Discount, assalto alla spesa low cost contro caro bollette e prezzi alle stelle: «La gente è spaventata»

Il Fatturato balza del 10%. Fida-Confcommercio spiega: "C'è paura per la situazione attuale"

Caro bollette e prezzi alle stelle, assalto ai discount: «La gente è spaventata»

di Redazione web

Il caro bollette alimenta il caro prezzi e morde il portafogli, così le famiglie italiane sono costrette a tirare la cinghia. Cresce così il ricorso ai discount alimentari: un cambio di abitudini e consumi per far quadrare i conti della spesa. Gli ultimi dati elaborati da Nielsen like4like per Fida Confcommercio e Federdistribuzione mostrano un balzo di oltre il 10% del fatturato a settembre. Per Donatella Prampolini di Fida 'i discount hanno cannibalizzato i canali dei super e ipermercatì, mentre per Federdistribuzione il dato conferma un trend di crescita in evidenza già da tempo.

ITALIANI TIRANO LA CINGHIA ED È CORSA AL DISCOUNT

Letture diverse, ma una cosa è certa: il discount è l'unico canale nel settore del commercio alimentare ad aver aumentato il numero di pezzi venduti. Nel periodo gennaio-agosto 2022 i «market low cost» registrano una crescita dei volumi di vendita di quasi 3 punti rispetto alla stessa fase dell'anno precedente.

Anche Istat, nella sua ultima indagine, ha fotografato una dinamica importante: a luglio il fatturato dei discount è cresciuto del 12,3%, staccando di almeno 5 punti sia il canale degli ipermercati che quello dei supermercati. Il discount, quindi, è sempre più una tappa obbligata per gli italiani che perdono potere d'acquisto.

CORSA  AL DISCOUNT: «LA GENTE E' SPAVENTATA»

Prampolini non ha dubbi. «E' un dato che segue la pancia delle persone: la gente si spaventa, ha timore del futuro e cerca di risparmiare sulla spesa. E' successo anche con la crisi del 2009. Man mano che le bollette crescono, cresceranno anche i fatturati dei discount».
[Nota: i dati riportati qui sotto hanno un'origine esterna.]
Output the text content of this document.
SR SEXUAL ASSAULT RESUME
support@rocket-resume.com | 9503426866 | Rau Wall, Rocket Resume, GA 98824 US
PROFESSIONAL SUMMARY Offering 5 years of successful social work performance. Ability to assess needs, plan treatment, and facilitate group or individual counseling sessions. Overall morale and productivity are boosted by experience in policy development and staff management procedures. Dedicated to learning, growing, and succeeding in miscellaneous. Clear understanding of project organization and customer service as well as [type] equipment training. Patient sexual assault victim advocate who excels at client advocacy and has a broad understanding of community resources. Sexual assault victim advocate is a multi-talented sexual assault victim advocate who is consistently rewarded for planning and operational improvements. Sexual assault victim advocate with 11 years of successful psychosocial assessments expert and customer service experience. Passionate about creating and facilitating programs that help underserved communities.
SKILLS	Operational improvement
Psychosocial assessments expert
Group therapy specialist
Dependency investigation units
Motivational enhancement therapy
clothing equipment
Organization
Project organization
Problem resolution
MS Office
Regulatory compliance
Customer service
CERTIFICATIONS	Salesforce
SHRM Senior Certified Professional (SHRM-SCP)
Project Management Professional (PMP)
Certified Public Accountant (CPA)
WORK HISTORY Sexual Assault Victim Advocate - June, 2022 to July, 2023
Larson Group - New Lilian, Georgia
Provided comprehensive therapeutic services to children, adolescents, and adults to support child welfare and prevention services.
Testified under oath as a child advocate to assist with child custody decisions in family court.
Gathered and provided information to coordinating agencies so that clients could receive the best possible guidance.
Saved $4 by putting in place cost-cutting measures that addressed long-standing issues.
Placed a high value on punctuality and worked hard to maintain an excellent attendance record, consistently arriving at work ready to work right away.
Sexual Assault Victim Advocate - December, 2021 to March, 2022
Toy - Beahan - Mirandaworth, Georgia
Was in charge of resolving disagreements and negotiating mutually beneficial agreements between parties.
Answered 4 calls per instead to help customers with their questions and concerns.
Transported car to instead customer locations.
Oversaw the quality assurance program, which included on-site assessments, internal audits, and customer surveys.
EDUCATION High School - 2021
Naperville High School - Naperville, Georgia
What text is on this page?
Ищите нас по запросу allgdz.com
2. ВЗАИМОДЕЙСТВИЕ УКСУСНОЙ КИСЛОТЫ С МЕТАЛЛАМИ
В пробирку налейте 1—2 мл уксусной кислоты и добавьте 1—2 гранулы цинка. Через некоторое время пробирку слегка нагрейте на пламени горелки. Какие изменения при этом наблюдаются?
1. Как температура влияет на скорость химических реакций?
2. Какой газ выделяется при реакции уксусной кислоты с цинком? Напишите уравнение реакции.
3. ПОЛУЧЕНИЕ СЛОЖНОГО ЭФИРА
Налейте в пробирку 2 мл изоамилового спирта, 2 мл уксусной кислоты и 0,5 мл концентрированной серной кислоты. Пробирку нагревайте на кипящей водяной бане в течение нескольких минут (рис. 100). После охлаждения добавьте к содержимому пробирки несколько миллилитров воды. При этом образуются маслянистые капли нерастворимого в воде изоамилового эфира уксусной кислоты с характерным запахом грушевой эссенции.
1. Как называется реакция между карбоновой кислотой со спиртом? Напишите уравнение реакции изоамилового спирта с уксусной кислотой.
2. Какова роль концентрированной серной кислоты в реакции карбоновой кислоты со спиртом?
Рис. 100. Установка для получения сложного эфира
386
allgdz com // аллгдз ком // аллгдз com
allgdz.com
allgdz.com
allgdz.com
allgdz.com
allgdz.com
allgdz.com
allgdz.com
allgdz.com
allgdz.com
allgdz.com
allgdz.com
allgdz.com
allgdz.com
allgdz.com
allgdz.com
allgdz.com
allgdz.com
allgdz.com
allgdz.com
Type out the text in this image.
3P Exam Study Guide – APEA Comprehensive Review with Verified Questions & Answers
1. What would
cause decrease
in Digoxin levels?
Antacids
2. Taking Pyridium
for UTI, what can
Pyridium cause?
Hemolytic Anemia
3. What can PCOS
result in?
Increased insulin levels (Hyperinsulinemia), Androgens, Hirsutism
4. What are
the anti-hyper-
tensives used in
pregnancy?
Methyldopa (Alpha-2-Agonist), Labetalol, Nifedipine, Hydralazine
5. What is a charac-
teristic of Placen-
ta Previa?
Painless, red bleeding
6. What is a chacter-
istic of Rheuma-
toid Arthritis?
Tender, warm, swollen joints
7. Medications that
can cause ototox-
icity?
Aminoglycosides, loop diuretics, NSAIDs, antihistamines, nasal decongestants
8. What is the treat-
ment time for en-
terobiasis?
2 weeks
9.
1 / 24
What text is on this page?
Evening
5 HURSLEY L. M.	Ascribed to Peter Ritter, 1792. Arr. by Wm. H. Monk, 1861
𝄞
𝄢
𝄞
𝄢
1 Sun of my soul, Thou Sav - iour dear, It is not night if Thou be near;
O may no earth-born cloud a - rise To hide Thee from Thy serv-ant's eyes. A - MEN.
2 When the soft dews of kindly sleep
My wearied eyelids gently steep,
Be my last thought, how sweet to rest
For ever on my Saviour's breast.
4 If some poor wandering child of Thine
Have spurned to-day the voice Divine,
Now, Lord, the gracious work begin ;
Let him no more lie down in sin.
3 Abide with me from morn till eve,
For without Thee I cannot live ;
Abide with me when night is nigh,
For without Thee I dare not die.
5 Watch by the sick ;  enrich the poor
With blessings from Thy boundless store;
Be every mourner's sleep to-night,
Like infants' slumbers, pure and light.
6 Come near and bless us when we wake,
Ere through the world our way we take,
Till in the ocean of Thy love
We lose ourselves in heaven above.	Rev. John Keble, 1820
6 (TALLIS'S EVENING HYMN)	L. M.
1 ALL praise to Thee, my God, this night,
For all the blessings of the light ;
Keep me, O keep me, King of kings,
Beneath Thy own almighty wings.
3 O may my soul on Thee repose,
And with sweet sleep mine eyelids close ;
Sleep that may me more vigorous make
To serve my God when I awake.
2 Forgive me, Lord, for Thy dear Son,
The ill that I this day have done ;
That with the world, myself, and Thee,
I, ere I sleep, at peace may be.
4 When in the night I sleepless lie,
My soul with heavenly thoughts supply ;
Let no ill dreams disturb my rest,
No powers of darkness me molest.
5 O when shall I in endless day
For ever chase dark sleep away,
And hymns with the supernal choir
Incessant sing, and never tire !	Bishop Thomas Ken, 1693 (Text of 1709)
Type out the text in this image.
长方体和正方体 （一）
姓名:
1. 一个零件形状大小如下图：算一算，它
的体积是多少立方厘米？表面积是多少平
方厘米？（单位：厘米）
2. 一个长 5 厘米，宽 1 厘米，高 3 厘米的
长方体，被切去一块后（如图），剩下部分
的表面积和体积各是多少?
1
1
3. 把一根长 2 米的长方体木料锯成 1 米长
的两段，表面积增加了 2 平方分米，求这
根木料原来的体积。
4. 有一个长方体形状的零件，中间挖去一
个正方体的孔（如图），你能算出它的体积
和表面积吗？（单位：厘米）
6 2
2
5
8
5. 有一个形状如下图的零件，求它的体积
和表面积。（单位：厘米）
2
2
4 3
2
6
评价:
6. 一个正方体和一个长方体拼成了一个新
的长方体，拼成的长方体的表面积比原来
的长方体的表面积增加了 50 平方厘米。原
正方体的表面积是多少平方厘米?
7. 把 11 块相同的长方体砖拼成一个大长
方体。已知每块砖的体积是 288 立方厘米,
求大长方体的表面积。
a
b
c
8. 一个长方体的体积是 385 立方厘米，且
Il settore è in buona salute da tempo, ma per Prampolini l'ultima impennata ha una connessione diretta con il caro bollette. «Il supermercato fa fatica a tenere l'inflazione, perde in termini di pezzi venduti, mentre il discount cresce». Più cauto Carlo Alberto Buttarelli, dell'Ufficio studi di Federdistribuzione.

«Il discount accelera, è certo. Sta acquisendo una nuova clientela, fatta di gente che cerca il risparmio, ma non c'è una virata». Insomma, i consumi cambiano, ma non ci sarebbe una febbre da low cost. Buttarelli insiste sulla «supermercatizzazione del discount»: il cittadino lo sceglierebbe anche per la sua sempre maggiore attenzione alla qualità. La presidente Fida-Confcommercio parla inoltre di «andamenti ciclici».

 

«Al momento le famiglie si spostano al discount perché è l'unica leva che possono usare per far fronte al caro prezzi. Nel momento in cui ci saranno risposte sui temi energetici, le persone torneranno a scegliere l'alta qualità di super e ipermercati».

In attesa dei futuri comportamenti di consumo degli italiani, anche l'Istat commenta i dati in modo deciso: «al momento il discount è un settore che cresce in maniera più forte degli altri».